At China's first equipment manufacturing industry fair ongoing in Shenyang, the US-based General Electronics, the ninth corporation on world top 500 list, announced that before 2005 its purchase volume in China's mainland would reach 5 billion US dollars. While its R&D center set up in Shanghai has become one of its three such centers worldwide.

Motorola's China branch also said that it plans to put in over 10 billion yuan for research and development work in the mainland in coming five years, taking up one third of its world total and with an expected yearly output over 10 billion US dollars. In fact, by now Motorola has shifted both its production base and R&D center to the mainland, with its energy system department, software and mobile phone research already taken root. The R&D transfer will continue and efforts will be made on basic researches, according to Motorola's China branch chairman.

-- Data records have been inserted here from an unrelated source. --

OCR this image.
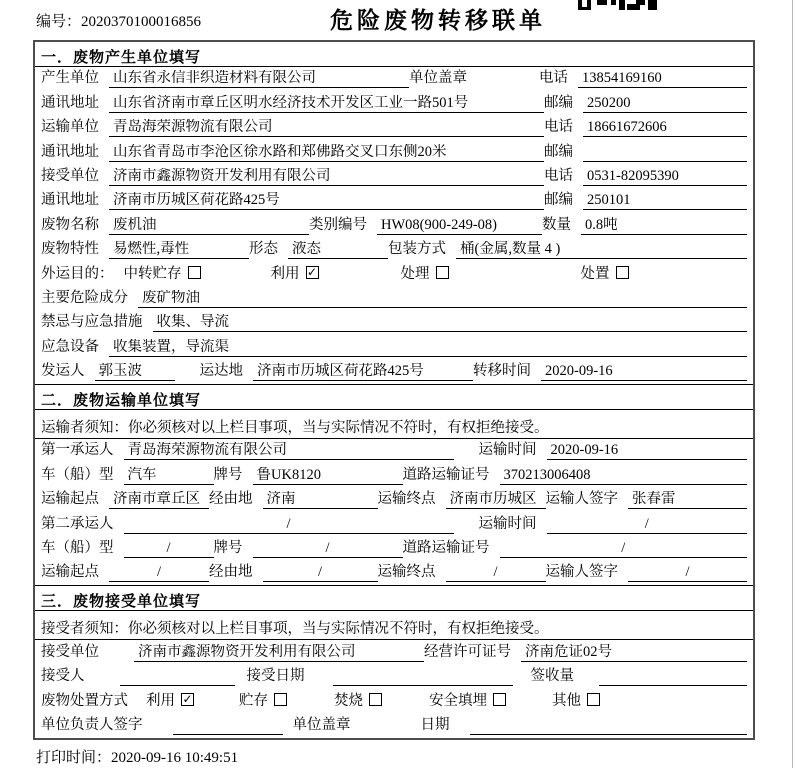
编号：2020370100016856	危险废物转移联单
一．废物产生单位填写
产生单位 山东省永信非织造材料有限公司	单位盖章	电话 13854169160
通讯地址 山东省济南市章丘区明水经济技术开发区工业一路501号	邮编 250200
运输单位 青岛海荣源物流有限公司	电话 18661672606
通讯地址 山东省青岛市李沧区徐水路和郑佛路交叉口东侧20米	邮编
接受单位 济南市鑫源物资开发利用有限公司	电话 0531-82095390
通讯地址 济南市历城区荷花路425号	邮编 250101
废物名称 废机油	类别编号 HW08(900-249-08)	数量 0.8吨
废物特性 易燃性,毒性	形态 液态	包装方式 桶(金属,数量 4 )
外运目的： 中转贮存	利用 ✓	处理	处置
主要危险成分 废矿物油
禁忌与应急措施 收集、导流
应急设备 收集装置，导流渠
发运人 郭玉波	运达地 济南市历城区荷花路425号	转移时间 2020-09-16
二．废物运输单位填写
运输者须知：你必须核对以上栏目事项，当与实际情况不符时，有权拒绝接受。
第一承运人 青岛海荣源物流有限公司	运输时间 2020-09-16
车（船）型 汽车	牌号 鲁UK8120	道路运输证号 370213006408
运输起点 济南市章丘区 经由地 济南	运输终点 济南市历城区 运输人签字 张春雷
第二承运人	/	运输时间	/
车（船）型	/	牌号	/	道路运输证号	/
运输起点	/	经由地	/	运输终点	/	运输人签字	/
三．废物接受单位填写
接受者须知：你必须核对以上栏目事项，当与实际情况不符时，有权拒绝接受。
接受单位	济南市鑫源物资开发利用有限公司	经营许可证号 济南危证02号
接受人	接受日期	签收量
废物处置方式 利用 ✓	贮存	焚烧	安全填埋	其他
单位负责人签字	单位盖章	日期
打印时间：2020-09-16 10:49:51
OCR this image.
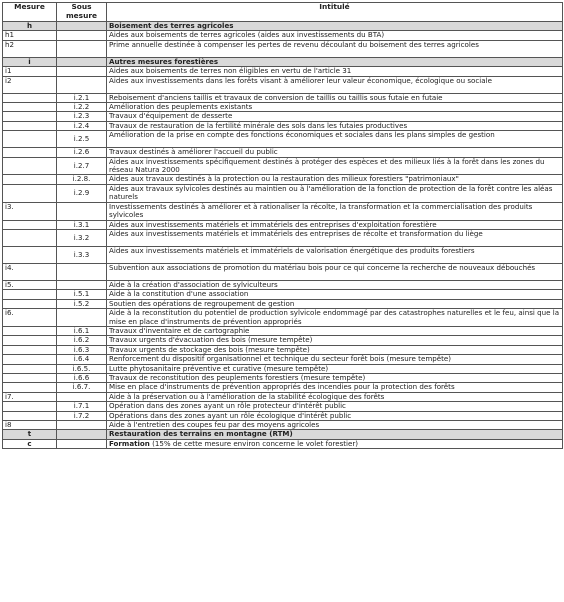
Mesure	Sous mesure	Intitulé
h		Boisement des terres agricoles
h1		Aides aux boisements de terres agricoles (aides aux investissements du BTA)
h2		Prime annuelle destinée à compenser les pertes de revenu découlant du boisement des terres agricoles
i		Autres mesures forestières
i1		Aides aux boisements de terres non éligibles en vertu de l'article 31
i2		Aides aux investissements dans les forêts visant à améliorer leur valeur économique, écologique ou sociale
	i.2.1	Reboisement d'anciens taillis et travaux de conversion de taillis ou taillis sous futaie en futaie
	i.2.2	Amélioration des peuplements existants
	i.2.3	Travaux d'équipement de desserte
	i.2.4	Travaux de restauration de la fertilité minérale des sols dans les futaies productives
	i.2.5	Amélioration de la prise en compte des fonctions économiques et sociales dans les plans simples de gestion
	i.2.6	Travaux destinés à améliorer l'accueil du public
	i.2.7	Aides aux investissements spécifiquement destinés à protéger des espèces et des milieux liés à la forêt dans les zones du réseau Natura 2000
	i.2.8.	Aides aux travaux destinés à la protection ou la restauration des milieux forestiers "patrimoniaux"
	i.2.9	Aides aux travaux sylvicoles destinés au maintien ou à l'amélioration de la fonction de protection de la forêt contre les aléas naturels
i3.		Investissements destinés à améliorer et à rationaliser la récolte, la transformation et la commercialisation des produits sylvicoles
	i.3.1	Aides aux investissements matériels et immatériels des entreprises d'exploitation forestière
	i.3.2	Aides aux investissements matériels et immatériels des entreprises de récolte et transformation du liège
	i.3.3	Aides aux investissements matériels et immatériels de valorisation énergétique des produits forestiers
i4.		Subvention aux associations de promotion du matériau bois pour ce qui concerne la recherche de nouveaux débouchés
i5.		Aide à la création d'association de sylviculteurs
	i.5.1	Aide à la constitution d'une association
	i.5.2	Soutien des opérations de regroupement de gestion
i6.		Aide à la reconstitution du potentiel de production sylvicole endommagé par des catastrophes naturelles et le feu, ainsi que la mise en place d'instruments de prévention appropriés
	i.6.1	Travaux d'inventaire et de cartographie
	i.6.2	Travaux urgents d'évacuation des bois (mesure tempête)
	i.6.3	Travaux urgents de stockage des bois (mesure tempête)
	i.6.4	Renforcement du dispositif organisationnel et technique du secteur forêt bois (mesure tempête)
	i.6.5.	Lutte phytosanitaire préventive et curative (mesure tempête)
	i.6.6	Travaux de reconstitution des peuplements forestiers (mesure tempête)
	i.6.7.	Mise en place d'instruments de prévention appropriés des incendies pour la protection des forêts
i7.		Aide à la préservation ou à l'amélioration de la stabilité écologique des forêts
	i.7.1	Opération dans des zones ayant un rôle protecteur d'intérêt public
	i.7.2	Opérations dans des zones ayant un rôle écologique d'intérêt public
i8		Aide à l'entretien des coupes feu par des moyens agricoles
t		Restauration des terrains en montagne (RTM)
c		Formation (15% de cette mesure environ concerne le volet forestier)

The integrated shift proves China's growing manufacturing industry, expert said, all these show that China will by no means serve as only a production base for transnational corporations.


Equipment Manufacturing Expo. Opens in Shenyang
As early as before China's WTO accession, experts predicted more and more transnational corporations would choose China as a base for market sale, raw material purchasing, pricing or even new product developing and human resources, so as to provide all-round services to their productive branches in Asia.

Nearly 400 of Fortune listed world top 500 enterprises have invested more than 2000 projects in China, according to statistics released by the United Nations Conference on Trade and Development (UNCATD). World major manufacturers of computer, electronics products, telecom equipment, petrol and chemical products have extended their production network to China.

Since 1990 China's mainland has absorbed a foreign capital reaching 230 billion US dollars, taking up 45 percent of Asia's total. Meanwhile, transnational giants have been moving rapidly their production links to China, from production to purchasing, and R&D centers.

In past few years Microsoft, Motorola, General Motors and Siemens have established over 100 R&D centers and more production bases in China.